Não lembro por que fomos visitar meu avô nessa data especificamente, mas vou inventar que era por causa do aniversário da minha avó, 17 de abril. Minha avó morreu em 2018, por causa de um câncer, e não teve outro namorado além do meu avô, dos 12 ou 13 anos aos quase 80.
Quando acordei do meu sonho bonito, vi no celular que o papa Francisco tinha morrido, aos 88 anos. Pensei na hora na Ernaux, que em setembro faz 85. Ela é da geração dos meus avós, eu penso nela como uma avó, e imaginar que ela vai morrer dói quase na mesma medida em que pensar na morte das minhas avós. Penso muito nisso.
No ano passado, um jornalista me encomendou um obituário da Ernaux. Ela não estava doente nem nada, mas está na casa dos 80 e jornalismo é assim, precisa ter tudo pronto para não ter de produzir de uma hora para outra os textos que sabe serem inevitáveis. Fiquei comovida e no dia seguinte encaixei esse trabalho entre outros já combinados previamente.
Tirei seus livros da estante, montei uma pilha e me pus a reler os que já tinha lido, numa ordem específica para este fim. Abri uma subpasta nova dentro da pasta Annie Ernaux do meu computador. Juntei uns textos críticos em PDF e na internet. Abri um arquivo chamado “Trechos”, outro chamado “Biografia”, e fui alimentando aos poucos, nas brechas de outros frilas.
Umas semanas depois da data combinada pra entregar o texto, o jornalista me cobrou e respondi que ainda não estava pronto. Mortificada de culpa, mas não tinha conseguido me dedicar a isso integralmente por causa dos outros prazos (boleto é foda, gente). Perguntei se ela estava doente (eu me perco em pensamentos assim, às vezes), ele disse que não. Ufa. Me deu mais umas semanas, não entreguei de novo, pelos mesmos motivos, boletos e prazos. Então ele me mandou uma mensagem de zap avisando que não precisava mais, que ia passar o job para outra pessoa.
Naqueles três meses de pesquisa e anotações, eu vinha maquinando uma estrutura de texto que, além de caber nas limitações do jornalismo, contemplasse com dignidade a vida da futura morta. Leitora e tradutora de Emmanuel Carrère que sou, fiquei repensando no caminho que ele fez em O Adversário, entre 1995 e 2000, quando ficou se debatendo com a decisão de qual posição, qual postura adotar para contar aquilo que precisava contar. No caso dele, a história de um homem que matou a própria família e com quem ele se correspondia, sem se sentir exatamente ao seu lado, mas com um interesse de origem estranha. No meu caso, uma antiga jornalista e atual tradutora. Era pra ser mais simples.

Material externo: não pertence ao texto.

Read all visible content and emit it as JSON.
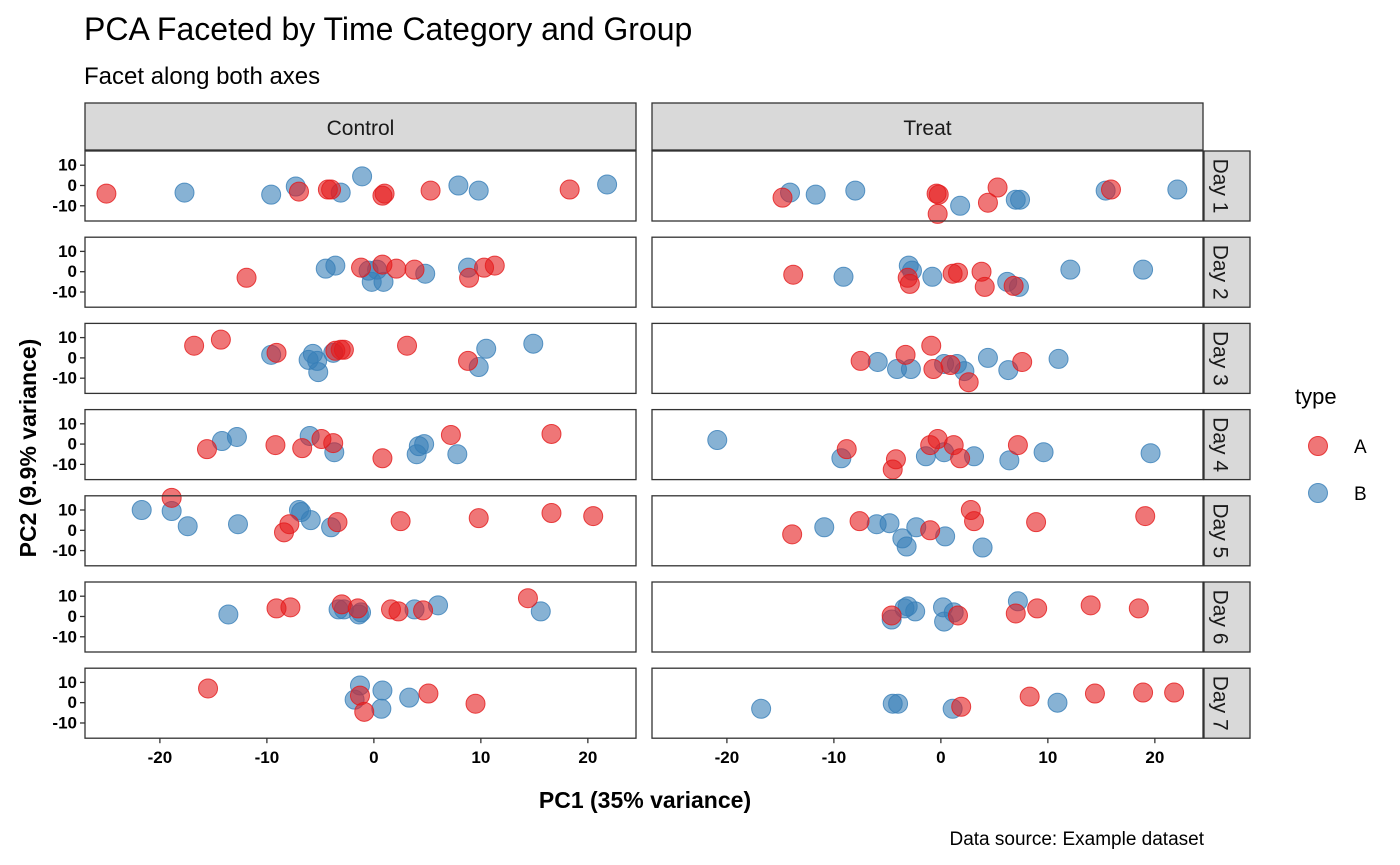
{
  "title": "PCA Faceted by Time Category and Group",
  "subtitle": "Facet along both axes",
  "caption": "Data source: Example dataset",
  "xlabel": "PC1 (35% variance)",
  "ylabel": "PC2 (9.9% variance)",
  "legend": {
    "title": "type",
    "items": [
      {
        "label": "A",
        "color": "#e41a1c"
      },
      {
        "label": "B",
        "color": "#377eb8"
      }
    ]
  },
  "chart_data": {
    "type": "scatter",
    "xlim": [
      -27,
      24.5
    ],
    "ylim": [
      -17.5,
      17
    ],
    "x_ticks": [
      -20,
      -10,
      0,
      10,
      20
    ],
    "y_ticks": [
      10,
      0,
      -10
    ],
    "x_tick_labels": [
      "-20",
      "-10",
      "0",
      "10",
      "20"
    ],
    "y_tick_labels": [
      "10",
      "0",
      "-10"
    ],
    "columns": [
      "Control",
      "Treat"
    ],
    "rows": [
      "Day 1",
      "Day 2",
      "Day 3",
      "Day 4",
      "Day 5",
      "Day 6",
      "Day 7"
    ],
    "grid": false,
    "legend_position": "right",
    "panels": [
      {
        "column": "Control",
        "row": "Day 1",
        "A": [
          [
            -25,
            -4
          ],
          [
            -7,
            -3
          ],
          [
            -4.3,
            -2
          ],
          [
            -4,
            -2
          ],
          [
            0.8,
            -5
          ],
          [
            1,
            -4
          ],
          [
            5.3,
            -2.5
          ],
          [
            18.3,
            -2
          ]
        ],
        "B": [
          [
            -17.7,
            -3.5
          ],
          [
            -9.6,
            -4.5
          ],
          [
            -7.3,
            -0.5
          ],
          [
            -3.1,
            -3.5
          ],
          [
            -1.1,
            4.5
          ],
          [
            7.9,
            0
          ],
          [
            9.8,
            -2.5
          ],
          [
            21.8,
            0.5
          ]
        ]
      },
      {
        "column": "Treat",
        "row": "Day 1",
        "A": [
          [
            -14.8,
            -6
          ],
          [
            -0.4,
            -4
          ],
          [
            -0.2,
            -4.5
          ],
          [
            -0.3,
            -14
          ],
          [
            4.4,
            -8.5
          ],
          [
            5.3,
            -1
          ],
          [
            15.9,
            -2
          ]
        ],
        "B": [
          [
            -14.1,
            -3.5
          ],
          [
            -11.7,
            -4.5
          ],
          [
            -8,
            -2.5
          ],
          [
            1.8,
            -10
          ],
          [
            7,
            -7
          ],
          [
            7.4,
            -7
          ],
          [
            15.4,
            -2.5
          ],
          [
            22.1,
            -2
          ]
        ]
      },
      {
        "column": "Control",
        "row": "Day 2",
        "A": [
          [
            -11.9,
            -3
          ],
          [
            -1.2,
            2
          ],
          [
            0.8,
            3.5
          ],
          [
            2.1,
            1.5
          ],
          [
            3.8,
            1
          ],
          [
            8.9,
            -3
          ],
          [
            10.3,
            2
          ],
          [
            11.3,
            3
          ]
        ],
        "B": [
          [
            -4.5,
            1.5
          ],
          [
            -3.6,
            3
          ],
          [
            -0.5,
            0.5
          ],
          [
            -0.2,
            -5
          ],
          [
            0.3,
            1
          ],
          [
            0.9,
            -5
          ],
          [
            4.8,
            -1
          ],
          [
            8.8,
            2
          ]
        ]
      },
      {
        "column": "Treat",
        "row": "Day 2",
        "A": [
          [
            -13.8,
            -1.5
          ],
          [
            -3.1,
            -3
          ],
          [
            -2.9,
            -6
          ],
          [
            1.1,
            -1
          ],
          [
            1.6,
            -0.5
          ],
          [
            3.8,
            0
          ],
          [
            4.1,
            -7.5
          ],
          [
            6.8,
            -7
          ]
        ],
        "B": [
          [
            -9.1,
            -2.5
          ],
          [
            -3,
            3
          ],
          [
            -2.7,
            0.5
          ],
          [
            -0.8,
            -2.5
          ],
          [
            6.2,
            -5
          ],
          [
            7.3,
            -7.5
          ],
          [
            12.1,
            1
          ],
          [
            18.9,
            1
          ]
        ]
      },
      {
        "column": "Control",
        "row": "Day 3",
        "A": [
          [
            -16.8,
            6
          ],
          [
            -14.3,
            9
          ],
          [
            -9.1,
            2.5
          ],
          [
            -3.6,
            3.5
          ],
          [
            -3.1,
            4
          ],
          [
            -2.8,
            4
          ],
          [
            3.1,
            6
          ],
          [
            8.8,
            -1.5
          ]
        ],
        "B": [
          [
            -9.6,
            1.5
          ],
          [
            -6.1,
            -1
          ],
          [
            -5.7,
            2
          ],
          [
            -5.3,
            -1.5
          ],
          [
            -5.2,
            -7
          ],
          [
            -3.8,
            2.5
          ],
          [
            9.8,
            -4.5
          ],
          [
            10.5,
            4.5
          ],
          [
            14.9,
            7
          ]
        ]
      },
      {
        "column": "Treat",
        "row": "Day 3",
        "A": [
          [
            -7.5,
            -1.5
          ],
          [
            -3.3,
            1.5
          ],
          [
            -0.9,
            6
          ],
          [
            -0.7,
            -5.5
          ],
          [
            0.9,
            -3.5
          ],
          [
            2.6,
            -12
          ],
          [
            7.6,
            -2
          ]
        ],
        "B": [
          [
            -5.9,
            -2
          ],
          [
            -4.1,
            -5.5
          ],
          [
            -2.8,
            -5.5
          ],
          [
            0.3,
            -3
          ],
          [
            1.5,
            -3
          ],
          [
            2.2,
            -6.5
          ],
          [
            4.4,
            0
          ],
          [
            6.3,
            -6
          ],
          [
            11,
            -0.5
          ]
        ]
      },
      {
        "column": "Control",
        "row": "Day 4",
        "A": [
          [
            -15.6,
            -2.5
          ],
          [
            -9.2,
            -0.5
          ],
          [
            -6.7,
            -2
          ],
          [
            -4.9,
            2.5
          ],
          [
            -3.8,
            0.5
          ],
          [
            0.8,
            -7
          ],
          [
            7.2,
            4.5
          ],
          [
            16.6,
            5
          ]
        ],
        "B": [
          [
            -14.2,
            1.5
          ],
          [
            -12.8,
            3.5
          ],
          [
            -6,
            4
          ],
          [
            -3.7,
            -4
          ],
          [
            4,
            -5
          ],
          [
            4.2,
            -1
          ],
          [
            4.7,
            0
          ],
          [
            7.8,
            -5
          ]
        ]
      },
      {
        "column": "Treat",
        "row": "Day 4",
        "A": [
          [
            -8.8,
            -2.5
          ],
          [
            -4.2,
            -7.5
          ],
          [
            -4.5,
            -12.5
          ],
          [
            -1,
            -0.5
          ],
          [
            -0.3,
            2.5
          ],
          [
            1.2,
            -0.5
          ],
          [
            1.8,
            -7
          ],
          [
            7.2,
            -0.5
          ]
        ],
        "B": [
          [
            -20.9,
            2
          ],
          [
            -9.3,
            -7
          ],
          [
            -1.4,
            -6
          ],
          [
            0.3,
            -4
          ],
          [
            3.1,
            -6
          ],
          [
            6.4,
            -8
          ],
          [
            9.6,
            -4
          ],
          [
            19.6,
            -4.5
          ]
        ]
      },
      {
        "column": "Control",
        "row": "Day 5",
        "A": [
          [
            -18.9,
            16
          ],
          [
            -8.4,
            -1
          ],
          [
            -7.9,
            3
          ],
          [
            -3.4,
            4
          ],
          [
            2.5,
            4.5
          ],
          [
            9.8,
            6
          ],
          [
            16.6,
            8.5
          ],
          [
            20.5,
            7
          ]
        ],
        "B": [
          [
            -21.7,
            10
          ],
          [
            -18.9,
            9.5
          ],
          [
            -17.4,
            2
          ],
          [
            -12.7,
            3
          ],
          [
            -7,
            10
          ],
          [
            -6.8,
            9
          ],
          [
            -5.9,
            5
          ],
          [
            -4,
            1.5
          ]
        ]
      },
      {
        "column": "Treat",
        "row": "Day 5",
        "A": [
          [
            -13.9,
            -2
          ],
          [
            -7.6,
            4.5
          ],
          [
            -1,
            0
          ],
          [
            2.8,
            10
          ],
          [
            3.1,
            4.5
          ],
          [
            8.9,
            4
          ],
          [
            19.1,
            7
          ]
        ],
        "B": [
          [
            -10.9,
            1.5
          ],
          [
            -6,
            3
          ],
          [
            -4.8,
            3.5
          ],
          [
            -3.6,
            -4
          ],
          [
            -3.2,
            -8
          ],
          [
            -2.3,
            1.5
          ],
          [
            0.4,
            -3
          ],
          [
            3.9,
            -8.5
          ]
        ]
      },
      {
        "column": "Control",
        "row": "Day 6",
        "A": [
          [
            -9.1,
            4
          ],
          [
            -7.8,
            4.5
          ],
          [
            -3,
            6
          ],
          [
            -1.5,
            4
          ],
          [
            1.6,
            3.5
          ],
          [
            2.3,
            2.5
          ],
          [
            4.6,
            3
          ],
          [
            14.4,
            9
          ]
        ],
        "B": [
          [
            -13.6,
            1
          ],
          [
            -3.3,
            3.5
          ],
          [
            -2.8,
            3.5
          ],
          [
            -1.4,
            1
          ],
          [
            -1.2,
            2
          ],
          [
            3.8,
            3.5
          ],
          [
            6,
            5.5
          ],
          [
            15.6,
            2.5
          ]
        ]
      },
      {
        "column": "Treat",
        "row": "Day 6",
        "A": [
          [
            -4.6,
            0.5
          ],
          [
            1.6,
            0.5
          ],
          [
            7,
            1.5
          ],
          [
            9,
            4
          ],
          [
            14,
            5.5
          ],
          [
            18.5,
            4
          ]
        ],
        "B": [
          [
            -4.6,
            -1.5
          ],
          [
            -3.4,
            4
          ],
          [
            -3.1,
            5
          ],
          [
            -2.4,
            2.5
          ],
          [
            0.2,
            4.5
          ],
          [
            0.3,
            -2.5
          ],
          [
            1.2,
            2
          ],
          [
            7.2,
            7.5
          ]
        ]
      },
      {
        "column": "Control",
        "row": "Day 7",
        "A": [
          [
            -15.5,
            7
          ],
          [
            -1.3,
            3.5
          ],
          [
            -0.9,
            -4.5
          ],
          [
            5.1,
            4.5
          ],
          [
            9.5,
            -0.5
          ]
        ],
        "B": [
          [
            -1.3,
            8.5
          ],
          [
            -1.8,
            1.5
          ],
          [
            0.8,
            6
          ],
          [
            0.7,
            -3
          ],
          [
            3.3,
            2.5
          ]
        ]
      },
      {
        "column": "Treat",
        "row": "Day 7",
        "A": [
          [
            1.9,
            -2
          ],
          [
            8.3,
            3
          ],
          [
            14.4,
            4.5
          ],
          [
            18.9,
            5
          ],
          [
            21.8,
            5
          ]
        ],
        "B": [
          [
            -16.8,
            -3
          ],
          [
            -4.5,
            -0.5
          ],
          [
            -4,
            -0.5
          ],
          [
            1.1,
            -3
          ],
          [
            10.9,
            0
          ]
        ]
      }
    ]
  }
}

Havia nessa conta, nesse quase dilema, um componente bem pouco racional ou razoável: o temor que passei a ter de, ao escrever a frase de sua morte, acabar provocando-a. Claro que não acreditava de verdade que isso pudesse acontecer, mas dizer a morte de alguém querido antes que ela sequer pareça provável é coisa dura. Deve ter algum livro de realismo mágico que fale desse medo do ponto-final (me indiquem, por favor, não estou lembrando de nada agora). De modo que, apesar de muitos pesares, me senti muito livre ao ser desobrigada da função de matá-la.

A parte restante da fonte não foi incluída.